In the spectrum of places to put your money, Community Development Financial Institutions—CDFI’s—are not exactly the most exciting asset.
They don’t hold the potential sky-high returns of a new tech stock, and they don’t have the publicity of mutual funds. Even among the cash alternatives, CDFI’s don’t exactly sit at the popular table with CD’s, Money Market Funds, and U.S. Treasury Bills.
Put simply, CDFI’s aren’t cool.
But that could also be because they’ve historically been very restrictive. Up until recently CDFI’s—instruments that allow investors to lend money to underserved communities or demographics—have only been available to accredited institutional investors. This is great for them (CDFI’s are quitepopular among organizations looking to grow their funds) but not so great for everybody else.
One company is determined to change that by bringing CDFI’s to the masses: CNote. In fact they just got regulatory approval from the SEC in September to do just that.
Benzinga caught up with Co-Founder and CEO Catherine Berman to learn more.
Benzinga: First of all, explain a CDFI. Why should anybody unfamiliar consider it as a place to put their money?

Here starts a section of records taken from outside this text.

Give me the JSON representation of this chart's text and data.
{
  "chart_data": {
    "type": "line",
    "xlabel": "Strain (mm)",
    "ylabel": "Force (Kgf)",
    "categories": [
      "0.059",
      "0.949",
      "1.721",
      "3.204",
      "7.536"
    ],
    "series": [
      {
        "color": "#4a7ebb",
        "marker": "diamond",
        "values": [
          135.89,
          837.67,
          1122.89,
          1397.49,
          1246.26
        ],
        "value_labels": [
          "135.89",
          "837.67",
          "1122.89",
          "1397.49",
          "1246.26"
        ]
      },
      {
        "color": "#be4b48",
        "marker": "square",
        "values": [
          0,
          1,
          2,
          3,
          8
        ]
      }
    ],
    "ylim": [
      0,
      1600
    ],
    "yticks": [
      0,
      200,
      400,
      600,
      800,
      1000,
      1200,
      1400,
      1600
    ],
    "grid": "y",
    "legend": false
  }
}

Berman: It really was born out of a demand to see a better place to park your cash, just in terms of cash sitting on the sidelines. So this is not emergency funds. If you look at passive savings, it’s over $300 billion in the U.S. alone. So having $300 billion making between 0-1%, when inflation is over 1%, makes no sense. And I think many of us sitting on that cash understand that, but what are our options?
Finding a better place to park your cash that makes you much better returns, is simple to use, and comes with security, was opportunity number one. That’s kind of the first reason why. Nobody wants to be losing money given the rate of inflation.

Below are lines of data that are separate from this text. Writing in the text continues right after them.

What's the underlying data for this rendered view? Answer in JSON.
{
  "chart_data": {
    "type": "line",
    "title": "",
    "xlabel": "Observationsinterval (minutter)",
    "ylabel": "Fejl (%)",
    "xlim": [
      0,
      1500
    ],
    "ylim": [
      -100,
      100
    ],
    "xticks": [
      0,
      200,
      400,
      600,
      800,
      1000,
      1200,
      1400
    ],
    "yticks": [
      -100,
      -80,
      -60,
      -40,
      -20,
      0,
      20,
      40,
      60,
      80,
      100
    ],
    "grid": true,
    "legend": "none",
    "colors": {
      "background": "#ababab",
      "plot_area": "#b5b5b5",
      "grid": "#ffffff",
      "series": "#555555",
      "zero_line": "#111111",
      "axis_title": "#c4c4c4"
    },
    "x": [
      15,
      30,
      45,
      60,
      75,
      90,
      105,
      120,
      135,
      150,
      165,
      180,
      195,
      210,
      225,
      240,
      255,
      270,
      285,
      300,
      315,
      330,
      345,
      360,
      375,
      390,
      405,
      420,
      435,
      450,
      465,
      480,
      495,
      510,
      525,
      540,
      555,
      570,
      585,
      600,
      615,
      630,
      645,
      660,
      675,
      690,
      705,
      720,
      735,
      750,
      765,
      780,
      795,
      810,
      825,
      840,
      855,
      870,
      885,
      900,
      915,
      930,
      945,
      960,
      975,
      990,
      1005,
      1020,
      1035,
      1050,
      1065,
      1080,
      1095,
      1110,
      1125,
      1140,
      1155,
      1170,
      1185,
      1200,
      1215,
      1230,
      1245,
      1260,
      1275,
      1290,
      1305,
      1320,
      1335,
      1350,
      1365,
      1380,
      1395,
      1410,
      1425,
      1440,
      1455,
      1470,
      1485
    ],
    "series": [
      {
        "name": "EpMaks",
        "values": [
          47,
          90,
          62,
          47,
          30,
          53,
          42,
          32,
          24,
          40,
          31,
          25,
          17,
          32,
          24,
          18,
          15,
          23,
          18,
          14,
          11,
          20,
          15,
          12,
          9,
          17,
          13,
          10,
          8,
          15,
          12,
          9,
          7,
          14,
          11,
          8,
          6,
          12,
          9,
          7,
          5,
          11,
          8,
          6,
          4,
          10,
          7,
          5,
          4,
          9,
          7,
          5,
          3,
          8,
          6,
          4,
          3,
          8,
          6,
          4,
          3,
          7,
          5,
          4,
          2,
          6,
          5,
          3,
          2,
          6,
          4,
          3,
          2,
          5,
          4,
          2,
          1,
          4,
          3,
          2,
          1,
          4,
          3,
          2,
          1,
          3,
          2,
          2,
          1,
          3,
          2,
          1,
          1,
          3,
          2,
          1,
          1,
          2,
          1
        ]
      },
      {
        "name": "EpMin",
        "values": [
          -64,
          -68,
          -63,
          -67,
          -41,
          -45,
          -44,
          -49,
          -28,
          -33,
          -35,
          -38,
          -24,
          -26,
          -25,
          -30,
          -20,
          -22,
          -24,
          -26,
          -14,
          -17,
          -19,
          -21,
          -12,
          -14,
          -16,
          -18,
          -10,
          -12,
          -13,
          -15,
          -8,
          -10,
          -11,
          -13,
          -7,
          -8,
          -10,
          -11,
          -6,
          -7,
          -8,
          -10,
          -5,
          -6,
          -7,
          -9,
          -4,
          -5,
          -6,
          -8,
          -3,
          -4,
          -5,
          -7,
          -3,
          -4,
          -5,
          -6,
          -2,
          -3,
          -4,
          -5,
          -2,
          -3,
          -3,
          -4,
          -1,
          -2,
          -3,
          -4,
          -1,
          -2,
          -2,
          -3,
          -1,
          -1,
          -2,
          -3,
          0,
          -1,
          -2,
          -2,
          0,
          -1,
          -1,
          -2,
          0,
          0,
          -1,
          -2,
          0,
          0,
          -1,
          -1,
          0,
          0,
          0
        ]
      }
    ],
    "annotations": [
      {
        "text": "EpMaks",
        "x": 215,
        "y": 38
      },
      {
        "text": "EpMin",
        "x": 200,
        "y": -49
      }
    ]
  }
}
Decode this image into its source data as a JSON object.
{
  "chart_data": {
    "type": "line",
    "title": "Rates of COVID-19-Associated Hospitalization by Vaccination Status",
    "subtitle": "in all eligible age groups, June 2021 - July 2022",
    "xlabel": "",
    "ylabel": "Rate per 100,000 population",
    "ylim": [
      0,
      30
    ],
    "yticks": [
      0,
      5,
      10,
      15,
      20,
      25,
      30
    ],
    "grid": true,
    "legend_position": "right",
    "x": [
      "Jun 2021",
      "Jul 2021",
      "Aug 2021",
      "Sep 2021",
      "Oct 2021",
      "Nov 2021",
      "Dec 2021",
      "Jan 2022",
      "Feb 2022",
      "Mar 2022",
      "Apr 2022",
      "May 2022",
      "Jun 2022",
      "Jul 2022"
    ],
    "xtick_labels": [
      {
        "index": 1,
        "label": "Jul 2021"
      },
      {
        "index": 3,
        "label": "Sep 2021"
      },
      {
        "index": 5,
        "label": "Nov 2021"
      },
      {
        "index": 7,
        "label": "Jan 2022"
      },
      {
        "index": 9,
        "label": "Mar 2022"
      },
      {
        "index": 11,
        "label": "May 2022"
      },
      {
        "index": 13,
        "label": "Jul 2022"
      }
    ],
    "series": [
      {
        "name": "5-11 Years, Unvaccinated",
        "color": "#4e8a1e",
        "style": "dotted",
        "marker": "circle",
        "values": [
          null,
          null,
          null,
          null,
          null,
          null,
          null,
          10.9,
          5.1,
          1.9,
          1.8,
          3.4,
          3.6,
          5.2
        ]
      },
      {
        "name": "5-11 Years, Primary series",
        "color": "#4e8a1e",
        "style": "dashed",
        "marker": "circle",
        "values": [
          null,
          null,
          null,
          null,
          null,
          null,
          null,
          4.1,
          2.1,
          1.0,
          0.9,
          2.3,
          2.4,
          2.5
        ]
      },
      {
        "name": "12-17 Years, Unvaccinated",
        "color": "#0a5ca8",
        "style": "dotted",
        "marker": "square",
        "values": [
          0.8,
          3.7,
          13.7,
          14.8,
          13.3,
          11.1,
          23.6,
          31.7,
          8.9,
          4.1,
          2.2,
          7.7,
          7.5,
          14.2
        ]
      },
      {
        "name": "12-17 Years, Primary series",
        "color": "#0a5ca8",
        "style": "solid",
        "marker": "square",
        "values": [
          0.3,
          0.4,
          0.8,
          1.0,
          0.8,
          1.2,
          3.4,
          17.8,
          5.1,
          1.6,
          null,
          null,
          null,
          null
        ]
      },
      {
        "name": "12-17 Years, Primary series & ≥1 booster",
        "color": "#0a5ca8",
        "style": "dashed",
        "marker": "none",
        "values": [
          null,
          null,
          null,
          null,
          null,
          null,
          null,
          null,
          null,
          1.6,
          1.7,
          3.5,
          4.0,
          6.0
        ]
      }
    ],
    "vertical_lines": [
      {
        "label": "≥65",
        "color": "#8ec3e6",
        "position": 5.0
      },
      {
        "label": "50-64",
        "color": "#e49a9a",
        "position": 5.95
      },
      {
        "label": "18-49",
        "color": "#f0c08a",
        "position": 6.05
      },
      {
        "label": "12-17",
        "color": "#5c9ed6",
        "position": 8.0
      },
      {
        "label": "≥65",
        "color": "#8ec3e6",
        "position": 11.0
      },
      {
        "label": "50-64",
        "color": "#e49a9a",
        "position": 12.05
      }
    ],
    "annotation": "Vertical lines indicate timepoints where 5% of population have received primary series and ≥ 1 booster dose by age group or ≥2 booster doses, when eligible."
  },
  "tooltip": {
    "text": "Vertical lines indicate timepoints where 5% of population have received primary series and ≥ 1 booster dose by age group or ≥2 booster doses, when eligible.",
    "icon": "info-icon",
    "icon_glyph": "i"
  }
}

Benzinga: So if I were to put some money in CNote, what exactly does that get me?
Berman: You’re getting an estimated 2.5% annual return. The comparison we often make is with your CD. If you’re going to set your 1-year or 3-year CD and make a little over 1%, why not put it in a vehicle that gives you a much better return, as well as no fees, no minimums, and a social impact component?
Benzinga: How exactly is a CDFI a low-risk investment?
Berman: Someone asked me about online lending vs CDFI’s the other day and I gave this comment, which is, “If I put my dollars in an online lender, I could be fueling an entrepreneur’s dream, or I could be fueling an entrepreneur’s demise.” And not putting the blame on the online lender, but we don’t really know what’s going to happen to that entrepreneur, because the entrepreneur is going to take that money and use it wisely or unwisely.
There is such a wonderful support network that CDFI’s offer to those that borrow from them that sets everybody up for success. The difference it makes is you have institutions that are out to see these small businesses succeed. And that creates a very different incentive. It creates an incentive to give the right amount of capital at the right time to the right amount of borrowers, not encourage defaults.
Benzinga: How did the idea to offer CDFI’s to the masses come about?
Berman: I was at Charles Schwab before I was at CNote, and I recognized there was this opportunity around areas that are perhaps not as sexy as some of the trading platforms or enhancements we’re seeing, and that’s really around non-equities starting with cash. If you think about the cash business in our brokerage account, there are very few options today that come with a semblance of security or competitive returns. I thought that was a great place to start in terms of redesigning the next generation of financial products.
So we put pen to paper and asked “If we could design a new cash alternative from scratch, what would that look like?” For us it looked like 1) competitive returns, I want to be making a lot more on my dollar than I’m making today; 2) I want to feel safe and secure around where I’m putting those dollars; 3) I want it to be incredibly simple, I don’t want this to be a complicated process.
Benzinga: Where does the money that CNote collects from lenders go?
Berman: What we do at CNote is we put those dollars to work to invest in underserved segments, like women entrepreneurs, minority entrepreneurs, and low-income communities. Interestingly enough when many people, while very well-intentioned, hear me talking about women or minorities or low income communities, their mind usually jumps to risk: “Oh, this must be risky.” What’s fascinating about the asset class we’re working with is it’s actually incredibly low-risk. In fact, it outperformed FDIC institutions in the last recession. So there’s a wonderful secret sauce we get to work with to deliver 100% impact products in very low-risk environments.
Benzinga: You said yourself that CDFI’s are not sexy. So how do you compete with other asset classes?
Berman: When folks ask me that, it’s typically about an individual’s use case. We have some individuals that come to CNote because they love the idea of parking their cash in a way that they can feel really proud of. Not a way that’s making another institution tons of money off their money. But in a way, they go “Wow, that’s cool that you put my money to work in an interesting way.” So we certainly have folks coming to us for that.
And we also have folks coming to us for very specific savings needs. We’ve had quite a few customers come with needs of, “I’m saving for my wedding” or, “I’m saving for my next startup.” Having the ability to have something that feels very secure and comes with a proven track record is exciting as well.